Monday, May 20, 2013

Social media: Diving in, the right way

Earlier, I talked about the value of adding social media to a nonprofit’s communications toolkit. Social media is free. Millions use it every day. So why not dive in?

Why not? Because a poorly run social media campaign may hurt your organization by making it look unprofessional, unhip or unpopular. As the marketing firm CAWOOD says, don’t use social media if you don’t have the time and resources to put into the campaign or if you don’t understand the specific social media platform you sign up for.

The key is to treat Twitter, Facebook, YouTube, Pinterest and any other social media platform as an individual community with distinct expectations about what you’ll say to them and how you’ll say it.

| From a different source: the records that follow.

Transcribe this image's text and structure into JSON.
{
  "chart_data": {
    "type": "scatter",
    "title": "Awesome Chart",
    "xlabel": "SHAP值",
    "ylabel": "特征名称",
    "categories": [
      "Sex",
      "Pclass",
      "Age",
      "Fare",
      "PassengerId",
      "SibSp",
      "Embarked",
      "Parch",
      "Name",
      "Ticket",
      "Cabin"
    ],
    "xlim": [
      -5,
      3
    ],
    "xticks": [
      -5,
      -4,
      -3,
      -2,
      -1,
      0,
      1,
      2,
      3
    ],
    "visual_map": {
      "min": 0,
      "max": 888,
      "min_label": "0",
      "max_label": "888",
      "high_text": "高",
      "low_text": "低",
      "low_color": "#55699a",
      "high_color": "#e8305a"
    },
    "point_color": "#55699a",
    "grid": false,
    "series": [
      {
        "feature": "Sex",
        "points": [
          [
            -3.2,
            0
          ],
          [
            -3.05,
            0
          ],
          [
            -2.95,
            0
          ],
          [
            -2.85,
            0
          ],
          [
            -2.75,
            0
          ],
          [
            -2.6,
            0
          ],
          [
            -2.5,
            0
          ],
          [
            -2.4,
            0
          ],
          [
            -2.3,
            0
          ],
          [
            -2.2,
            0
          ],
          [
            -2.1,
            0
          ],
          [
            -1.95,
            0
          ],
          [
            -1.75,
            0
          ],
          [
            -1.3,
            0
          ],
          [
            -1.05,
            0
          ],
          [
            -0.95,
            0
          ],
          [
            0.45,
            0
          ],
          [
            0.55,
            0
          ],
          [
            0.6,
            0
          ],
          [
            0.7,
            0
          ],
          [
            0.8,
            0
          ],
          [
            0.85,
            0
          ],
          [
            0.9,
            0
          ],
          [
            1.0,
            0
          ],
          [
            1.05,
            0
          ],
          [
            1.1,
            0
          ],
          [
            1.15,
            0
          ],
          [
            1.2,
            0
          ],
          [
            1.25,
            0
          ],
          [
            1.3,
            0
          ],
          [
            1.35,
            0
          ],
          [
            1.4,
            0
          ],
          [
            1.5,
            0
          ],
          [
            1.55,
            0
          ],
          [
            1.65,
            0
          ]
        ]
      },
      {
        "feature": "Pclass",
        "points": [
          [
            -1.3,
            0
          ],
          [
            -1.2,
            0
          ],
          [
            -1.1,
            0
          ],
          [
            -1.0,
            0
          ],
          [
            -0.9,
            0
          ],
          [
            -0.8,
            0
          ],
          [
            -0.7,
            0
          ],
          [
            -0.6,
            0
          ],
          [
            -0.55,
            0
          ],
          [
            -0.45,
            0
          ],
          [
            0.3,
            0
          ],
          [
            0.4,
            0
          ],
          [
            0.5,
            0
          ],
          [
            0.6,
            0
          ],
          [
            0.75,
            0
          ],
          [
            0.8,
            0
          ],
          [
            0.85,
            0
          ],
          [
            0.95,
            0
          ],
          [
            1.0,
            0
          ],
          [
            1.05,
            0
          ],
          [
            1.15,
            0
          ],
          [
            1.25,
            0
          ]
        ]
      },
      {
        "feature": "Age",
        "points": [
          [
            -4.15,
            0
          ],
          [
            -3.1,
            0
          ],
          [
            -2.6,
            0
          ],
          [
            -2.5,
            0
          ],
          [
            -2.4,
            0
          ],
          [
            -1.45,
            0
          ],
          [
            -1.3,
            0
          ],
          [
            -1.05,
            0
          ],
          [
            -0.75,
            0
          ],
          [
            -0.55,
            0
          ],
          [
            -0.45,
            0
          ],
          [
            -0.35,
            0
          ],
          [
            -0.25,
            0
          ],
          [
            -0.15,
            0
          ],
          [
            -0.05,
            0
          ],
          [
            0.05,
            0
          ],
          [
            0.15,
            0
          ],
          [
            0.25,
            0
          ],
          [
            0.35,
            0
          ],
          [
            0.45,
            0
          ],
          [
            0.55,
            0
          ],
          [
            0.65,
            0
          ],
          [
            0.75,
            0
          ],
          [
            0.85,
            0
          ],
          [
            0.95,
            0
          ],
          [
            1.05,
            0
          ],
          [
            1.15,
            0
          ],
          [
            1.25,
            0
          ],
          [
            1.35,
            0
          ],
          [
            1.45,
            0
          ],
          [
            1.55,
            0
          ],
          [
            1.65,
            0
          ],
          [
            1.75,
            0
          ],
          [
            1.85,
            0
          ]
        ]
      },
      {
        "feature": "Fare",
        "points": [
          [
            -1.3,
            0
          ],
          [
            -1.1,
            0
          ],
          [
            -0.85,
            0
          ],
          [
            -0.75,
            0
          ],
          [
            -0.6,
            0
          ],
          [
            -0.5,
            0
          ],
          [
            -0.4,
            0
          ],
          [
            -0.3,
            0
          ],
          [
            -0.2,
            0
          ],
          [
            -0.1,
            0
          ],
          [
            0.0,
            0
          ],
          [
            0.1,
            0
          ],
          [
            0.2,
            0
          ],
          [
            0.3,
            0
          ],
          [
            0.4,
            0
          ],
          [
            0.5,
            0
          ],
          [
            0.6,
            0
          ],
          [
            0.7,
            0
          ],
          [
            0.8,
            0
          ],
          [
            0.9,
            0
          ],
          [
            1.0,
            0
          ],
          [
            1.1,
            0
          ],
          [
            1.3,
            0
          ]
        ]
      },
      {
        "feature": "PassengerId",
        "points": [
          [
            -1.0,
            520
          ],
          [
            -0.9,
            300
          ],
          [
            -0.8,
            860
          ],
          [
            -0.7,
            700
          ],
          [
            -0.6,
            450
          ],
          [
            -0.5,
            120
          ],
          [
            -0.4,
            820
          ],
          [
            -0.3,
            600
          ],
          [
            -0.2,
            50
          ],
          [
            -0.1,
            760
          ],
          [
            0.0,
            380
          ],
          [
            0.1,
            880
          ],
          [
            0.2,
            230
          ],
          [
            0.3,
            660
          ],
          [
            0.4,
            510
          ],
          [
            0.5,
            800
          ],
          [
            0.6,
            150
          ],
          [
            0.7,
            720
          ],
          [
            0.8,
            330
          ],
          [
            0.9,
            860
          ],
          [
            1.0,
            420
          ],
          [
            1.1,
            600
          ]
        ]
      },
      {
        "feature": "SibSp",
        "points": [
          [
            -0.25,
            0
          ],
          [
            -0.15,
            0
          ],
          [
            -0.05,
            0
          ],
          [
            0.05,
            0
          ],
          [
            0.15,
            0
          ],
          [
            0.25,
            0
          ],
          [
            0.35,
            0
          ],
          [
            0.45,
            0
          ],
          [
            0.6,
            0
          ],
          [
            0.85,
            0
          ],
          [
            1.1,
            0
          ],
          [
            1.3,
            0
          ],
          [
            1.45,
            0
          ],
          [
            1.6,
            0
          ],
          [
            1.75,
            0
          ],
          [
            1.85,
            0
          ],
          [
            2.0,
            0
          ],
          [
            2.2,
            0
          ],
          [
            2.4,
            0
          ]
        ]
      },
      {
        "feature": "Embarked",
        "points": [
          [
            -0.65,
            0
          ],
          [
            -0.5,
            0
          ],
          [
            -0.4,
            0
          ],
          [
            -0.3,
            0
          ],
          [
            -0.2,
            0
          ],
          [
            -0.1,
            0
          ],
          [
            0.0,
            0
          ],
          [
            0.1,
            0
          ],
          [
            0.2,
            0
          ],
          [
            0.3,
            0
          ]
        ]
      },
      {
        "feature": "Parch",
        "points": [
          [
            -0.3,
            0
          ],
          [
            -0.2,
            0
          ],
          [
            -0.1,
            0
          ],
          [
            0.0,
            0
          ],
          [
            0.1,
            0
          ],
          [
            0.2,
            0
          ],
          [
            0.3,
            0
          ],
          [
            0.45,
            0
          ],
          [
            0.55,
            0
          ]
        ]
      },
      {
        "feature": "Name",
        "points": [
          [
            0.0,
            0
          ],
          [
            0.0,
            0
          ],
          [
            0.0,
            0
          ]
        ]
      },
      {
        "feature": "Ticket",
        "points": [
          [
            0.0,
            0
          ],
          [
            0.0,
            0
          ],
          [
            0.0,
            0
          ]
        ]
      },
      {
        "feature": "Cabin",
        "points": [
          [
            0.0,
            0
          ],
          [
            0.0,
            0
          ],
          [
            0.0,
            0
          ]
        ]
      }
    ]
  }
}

Whatever you do, don’t fall into the habit of treating your social media accounts as online versions of your quarterly newsletter.  

It happens. I have caught myself falling back on print-media strategies - including using social media to push out news instead of engaging in conversations - instead of making the best use of my Twitter feed and Facebook page.

It is an easy trap to fall into for an organization without the resources to bring a social media wizard onto the team or post a stunning photograph or a 140-character bon mot every hour or so. But don’t fret, because you don’t need to overwhelm your audience with posts to have an impact on social media.

In fact, posting too much can be just as bad not posting enough or posting the wrong content. And any organization can create buzz online if it understands some basic rules common to all social media channels, learns the value of each platform it signs on to and creates a communications strategy that makes the best use of each tool.

You can even measure the effect of your Twitter and other social media campaigns on your audience. And you should.

The bottom line is conversation.

The best posts and tweets grab an audience’s attention and engage it in an open-ended conversation. The strategy is similar to that of a good interviewer, who finds ways to probe deeply into an issue or into a subject’s psyche instead of asking simple yes or no questions.

Engaging in real conversations with your fans and followers helps you shape your message in real-time to meet their needs. Do it effectively, and you will bond your online audience to your nonprofit and increase its investment in your mission.